A healthcare presence in the home also helps keep people who have been discharged from the hospital from returning. “If an older patient has come to the ED after a slip and fall, Jeremy can do a home safety check,” says Trimarco. “When ED patients aren’t sick enough to admit to the hospital, maybe they have a cellulitis or COPD exacerbation, he can follow-up with them at home to make sure they’re making progress. And, wound care patients benefit from in-home bandage changes and instruction.”
“Patients are more open in their own home,” says Thibeault. “I can see the medications they’re taking and how they’re organized, look for safety risks and make sure their discharge instructions are being followed. I find all kinds of issues and communicate back to the referring provider so they can better help their patient.”
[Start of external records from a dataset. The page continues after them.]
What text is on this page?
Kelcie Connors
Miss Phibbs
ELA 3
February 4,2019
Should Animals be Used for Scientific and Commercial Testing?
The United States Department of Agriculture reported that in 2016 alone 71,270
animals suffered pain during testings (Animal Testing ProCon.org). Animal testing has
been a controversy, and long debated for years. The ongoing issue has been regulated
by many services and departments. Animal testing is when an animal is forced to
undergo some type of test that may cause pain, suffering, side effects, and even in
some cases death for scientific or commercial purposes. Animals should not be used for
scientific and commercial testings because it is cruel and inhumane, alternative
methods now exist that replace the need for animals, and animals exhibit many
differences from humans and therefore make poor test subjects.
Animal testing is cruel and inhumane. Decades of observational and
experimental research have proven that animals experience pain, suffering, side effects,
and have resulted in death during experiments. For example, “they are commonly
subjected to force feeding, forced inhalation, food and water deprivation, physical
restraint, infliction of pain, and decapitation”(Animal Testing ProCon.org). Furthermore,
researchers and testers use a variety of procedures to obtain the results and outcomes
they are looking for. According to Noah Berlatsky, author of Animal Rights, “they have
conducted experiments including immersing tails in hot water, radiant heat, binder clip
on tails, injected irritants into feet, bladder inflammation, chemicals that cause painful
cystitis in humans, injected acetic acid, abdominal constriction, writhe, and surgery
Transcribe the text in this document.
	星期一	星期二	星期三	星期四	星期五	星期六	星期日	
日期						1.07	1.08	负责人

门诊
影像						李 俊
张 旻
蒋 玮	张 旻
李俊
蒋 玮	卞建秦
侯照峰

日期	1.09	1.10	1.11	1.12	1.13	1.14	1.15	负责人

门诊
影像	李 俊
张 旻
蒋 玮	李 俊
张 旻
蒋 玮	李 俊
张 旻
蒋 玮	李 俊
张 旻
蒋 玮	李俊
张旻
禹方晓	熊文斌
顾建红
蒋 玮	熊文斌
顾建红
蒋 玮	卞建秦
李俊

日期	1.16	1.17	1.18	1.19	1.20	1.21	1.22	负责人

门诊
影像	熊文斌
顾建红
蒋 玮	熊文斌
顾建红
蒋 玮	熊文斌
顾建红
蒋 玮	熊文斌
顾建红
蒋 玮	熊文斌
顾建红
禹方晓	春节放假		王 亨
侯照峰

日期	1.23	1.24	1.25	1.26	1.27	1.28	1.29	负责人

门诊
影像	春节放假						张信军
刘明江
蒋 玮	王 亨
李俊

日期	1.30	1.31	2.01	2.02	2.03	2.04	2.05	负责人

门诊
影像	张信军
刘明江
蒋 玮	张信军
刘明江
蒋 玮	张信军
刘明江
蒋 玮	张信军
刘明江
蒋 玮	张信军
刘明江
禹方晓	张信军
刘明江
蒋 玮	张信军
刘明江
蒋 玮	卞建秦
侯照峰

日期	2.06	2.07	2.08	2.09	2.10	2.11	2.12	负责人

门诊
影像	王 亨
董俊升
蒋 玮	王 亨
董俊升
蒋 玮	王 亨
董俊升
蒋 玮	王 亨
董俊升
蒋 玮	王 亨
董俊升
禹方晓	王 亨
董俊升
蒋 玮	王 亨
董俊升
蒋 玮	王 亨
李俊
When Thibeault receives a referral, he reaches out to the patient to make an appointment and describe what the visit will include. “I have direct communication back to the provider or case manager,” says Thibeault. “We already have the technology for real-time interaction between a paramedic in the home and remote provider, which we can use as the service is built out.”
Farnsworth, Thibeault, Burdick and Trimarco meet every week to review operations and patient cases and are collecting data to determine program effectiveness before planning expansion. “We’ll measure non-emergency calls to make sure patients are referred to the community paramedic rather than calling 911,” says Burdick. "We’ll also be looking at the impact on readmittance numbers and measure patient satisfaction.”
“The City of Lebanon has been a great partner in this work,” says Farnsworth. “It’s exciting to be able to deliver in-home care to patients who can really benefit.”